Le RN dépose une proposition de loi contre le port du voile dans les conseils municipaux
Le Rassemblement national a présenté ce mercredi 8 avril 2026, lors d'une conférence de presse, une proposition de loi visant à interdire le port de signes religieux ostensibles dans les conseils d'élus locaux. Cette initiative fait suite à la présence remarquée d'une poignée d'élues portant le voile lors de récents conseils municipaux, suscitant un vif débat sur la neutralité religieuse dans la sphère publique.
Une réaction aux élections municipales récentes
Anne Sicard, députée apparentée RN et autrice de cette proposition de loi, a justifié son texte en déclarant : « Les dernières élections municipales ont été marquées par l'entrée fracassante de nombreux élus issus de la gauche et de l'extrême gauche, dont certaines ont décidé de participer voilées aux premières réunions du conseil municipal. » Le texte entend spécifiquement interdire aux élus locaux de porter le voile islamique ou tout autre signe religieux ostensible dans l'exercice de leurs fonctions de représentation, notamment lors des commémorations officielles ou des célébrations de mariages civils.
Un soutien politique incertain
Anne Sicard a affirmé avoir sollicité le soutien de l'ensemble des députés pour sa proposition, espérant une inscription rapide à l'ordre du jour de l'Assemblée nationale. Cependant, un large soutien paraît peu probable au-delà du groupe ciottiste UDR, allié du RN. En effet, les autres formations politiques évitent traditionnellement de s'associer aux initiatives des groupes d'extrême droite, ce qui pourrait limiter les chances d'adoption de ce texte.
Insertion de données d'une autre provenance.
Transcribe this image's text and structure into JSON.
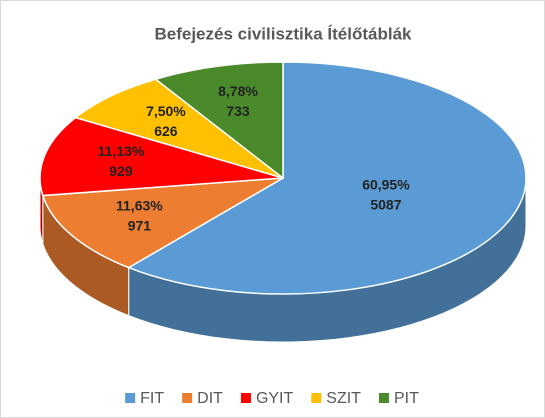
{
  "chart_data": {
    "type": "pie3d",
    "title": "Befejezés civilisztika Ítélőtáblák",
    "categories": [
      "FIT",
      "DIT",
      "GYIT",
      "SZIT",
      "PIT"
    ],
    "values": [
      5087,
      971,
      929,
      626,
      733
    ],
    "percent_labels": [
      "60,95%",
      "11,63%",
      "11,13%",
      "7,50%",
      "8,78%"
    ],
    "colors": [
      "#5b9bd5",
      "#ed7d31",
      "#ff0000",
      "#ffc000",
      "#4a8a2a"
    ],
    "legend": "bottom"
  }
}
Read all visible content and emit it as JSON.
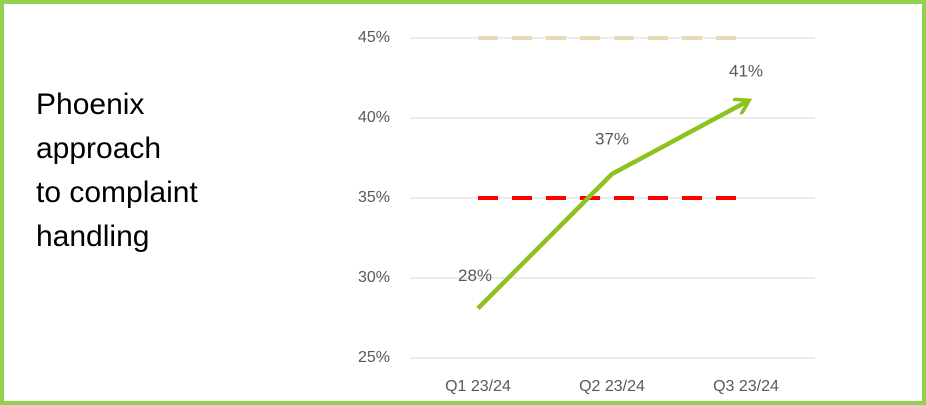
{
  "chart_data": {
    "type": "line",
    "title": [
      "Phoenix",
      "approach",
      "to complaint",
      "handling"
    ],
    "categories": [
      "Q1 23/24",
      "Q2 23/24",
      "Q3 23/24"
    ],
    "series": [
      {
        "color": "#8dc21f",
        "values": [
          28.1,
          36.5,
          41
        ],
        "value_labels": [
          "28%",
          "37%",
          "41%"
        ],
        "arrow": true
      },
      {
        "color": "#ff0000",
        "values": [
          35,
          35,
          35
        ],
        "dashed": true
      },
      {
        "color": "#ead9b9",
        "values": [
          45,
          45,
          45
        ],
        "dashed": true
      }
    ],
    "ylim": [
      25,
      45
    ],
    "yticks": [
      {
        "value": 25,
        "label": "25%"
      },
      {
        "value": 30,
        "label": "30%"
      },
      {
        "value": 35,
        "label": "35%"
      },
      {
        "value": 40,
        "label": "40%"
      },
      {
        "value": 45,
        "label": "45%"
      }
    ],
    "grid": true
  }
}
Des précédents locaux et des actions complémentaires
La députée a également annoncé son intention d'écrire à David Lisnard, président de l'Association des maires de France, pour plaider en faveur de sa proposition. Julien Odoul, député RN et co-signataire du texte, a qualifié cette loi de « digue » nécessaire pour « aider les maires à faire barrage à l'entrisme islamique ». Il a salué l'initiative du maire de Chalon-sur-Saône, Gilles Platret, qui a pris un arrêté municipal interdisant les signes religieux ostensibles dans les conseils municipaux.
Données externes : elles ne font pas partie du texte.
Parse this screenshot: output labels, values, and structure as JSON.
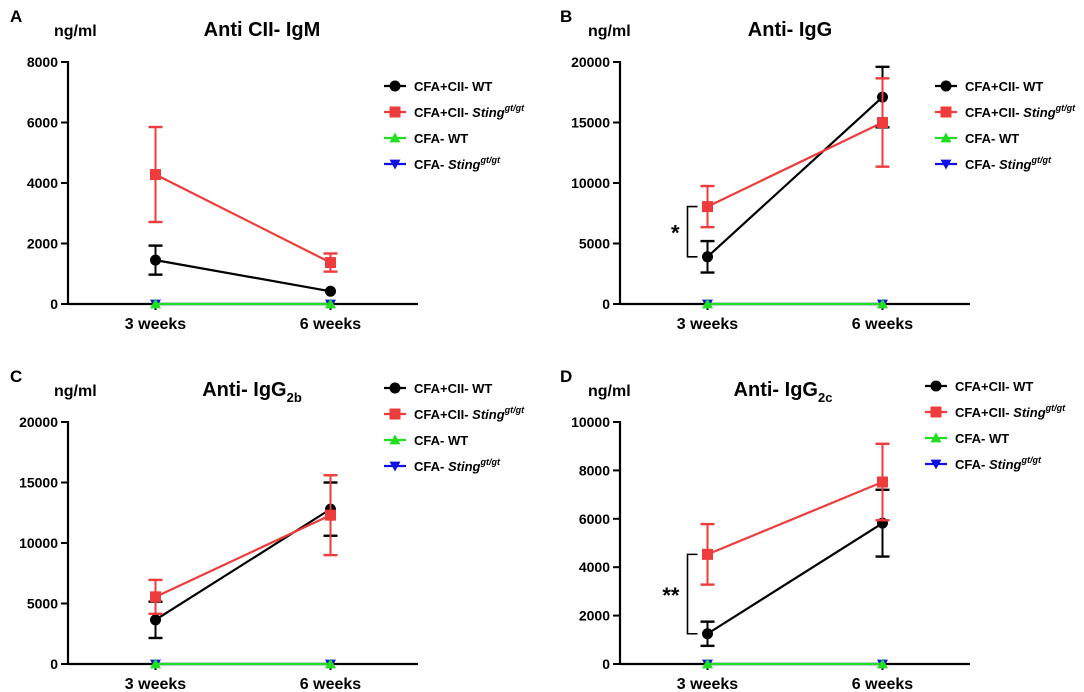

À la mi-mars, un tribunal de Dijon a débouté deux élus La France Insoumise, dont une portant le voile islamique, qui contestaient cet arrêté. Anne Sicard exprime cependant des craintes quant à la pérennité de cette décision, estimant qu'elle pourrait être « suspendue en appel par le Conseil d'État, car aucune disposition législative n'impose expressément à un élu ou un maire de respecter le principe de neutralité religieuse ».
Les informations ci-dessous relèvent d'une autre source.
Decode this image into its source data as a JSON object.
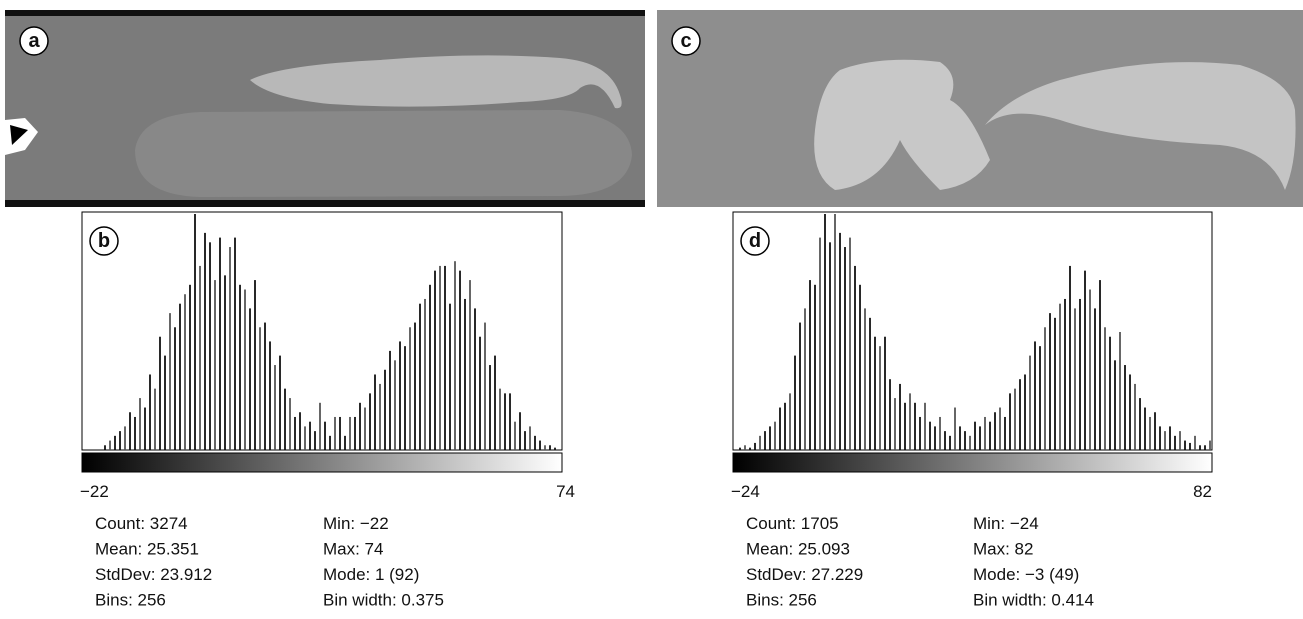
{
  "panels": [
    {
      "label": "a"
    },
    {
      "label": "c"
    }
  ],
  "histograms": [
    {
      "label": "b",
      "bars": [
        2,
        4,
        6,
        8,
        10,
        16,
        14,
        22,
        18,
        32,
        26,
        48,
        40,
        58,
        52,
        62,
        66,
        70,
        100,
        78,
        92,
        88,
        72,
        90,
        74,
        86,
        90,
        70,
        68,
        60,
        72,
        52,
        54,
        46,
        36,
        40,
        26,
        22,
        14,
        16,
        10,
        12,
        8,
        20,
        12,
        6,
        14,
        14,
        6,
        14,
        14,
        20,
        18,
        24,
        32,
        28,
        34,
        42,
        38,
        46,
        44,
        52,
        54,
        62,
        64,
        70,
        76,
        78,
        78,
        62,
        80,
        76,
        64,
        72,
        60,
        48,
        54,
        36,
        40,
        26,
        24,
        24,
        12,
        16,
        8,
        10,
        6,
        4,
        2,
        2,
        1
      ],
      "min_label": "−22",
      "max_label": "74",
      "stats_left": [
        "Count: 3274",
        "Mean: 25.351",
        "StdDev: 23.912",
        "Bins: 256"
      ],
      "stats_right": [
        "Min: −22",
        "Max: 74",
        "Mode: 1 (92)",
        "Bin width: 0.375"
      ]
    },
    {
      "label": "d",
      "bars": [
        1,
        2,
        1,
        3,
        6,
        8,
        10,
        12,
        18,
        20,
        24,
        40,
        54,
        60,
        72,
        70,
        90,
        100,
        88,
        100,
        92,
        86,
        90,
        78,
        70,
        60,
        56,
        48,
        44,
        48,
        30,
        22,
        28,
        20,
        24,
        20,
        14,
        20,
        12,
        10,
        14,
        8,
        6,
        18,
        10,
        8,
        6,
        12,
        10,
        14,
        12,
        16,
        18,
        14,
        24,
        26,
        30,
        32,
        40,
        46,
        44,
        52,
        58,
        56,
        62,
        64,
        78,
        60,
        64,
        76,
        68,
        60,
        72,
        52,
        48,
        38,
        50,
        36,
        32,
        28,
        22,
        18,
        14,
        16,
        10,
        8,
        10,
        6,
        8,
        4,
        3,
        6,
        2,
        2,
        4
      ],
      "min_label": "−24",
      "max_label": "82",
      "stats_left": [
        "Count: 1705",
        "Mean: 25.093",
        "StdDev: 27.229",
        "Bins: 256"
      ],
      "stats_right": [
        "Min: −24",
        "Max: 82",
        "Mode: −3 (49)",
        "Bin width: 0.414"
      ]
    }
  ]
}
Un contexte politique et social tendu
Cette proposition de loi s'inscrit dans un débat plus large sur la laïcité et la place des signes religieux dans l'espace public. Elle intervient alors que plusieurs affaires récentes ont remis cette question au cœur de l'actualité politique. Les réactions à cette initiative devraient être suivies de près, tant au sein de la classe politique que dans la société civile, où les positions sur ce sujet restent profondément divisées.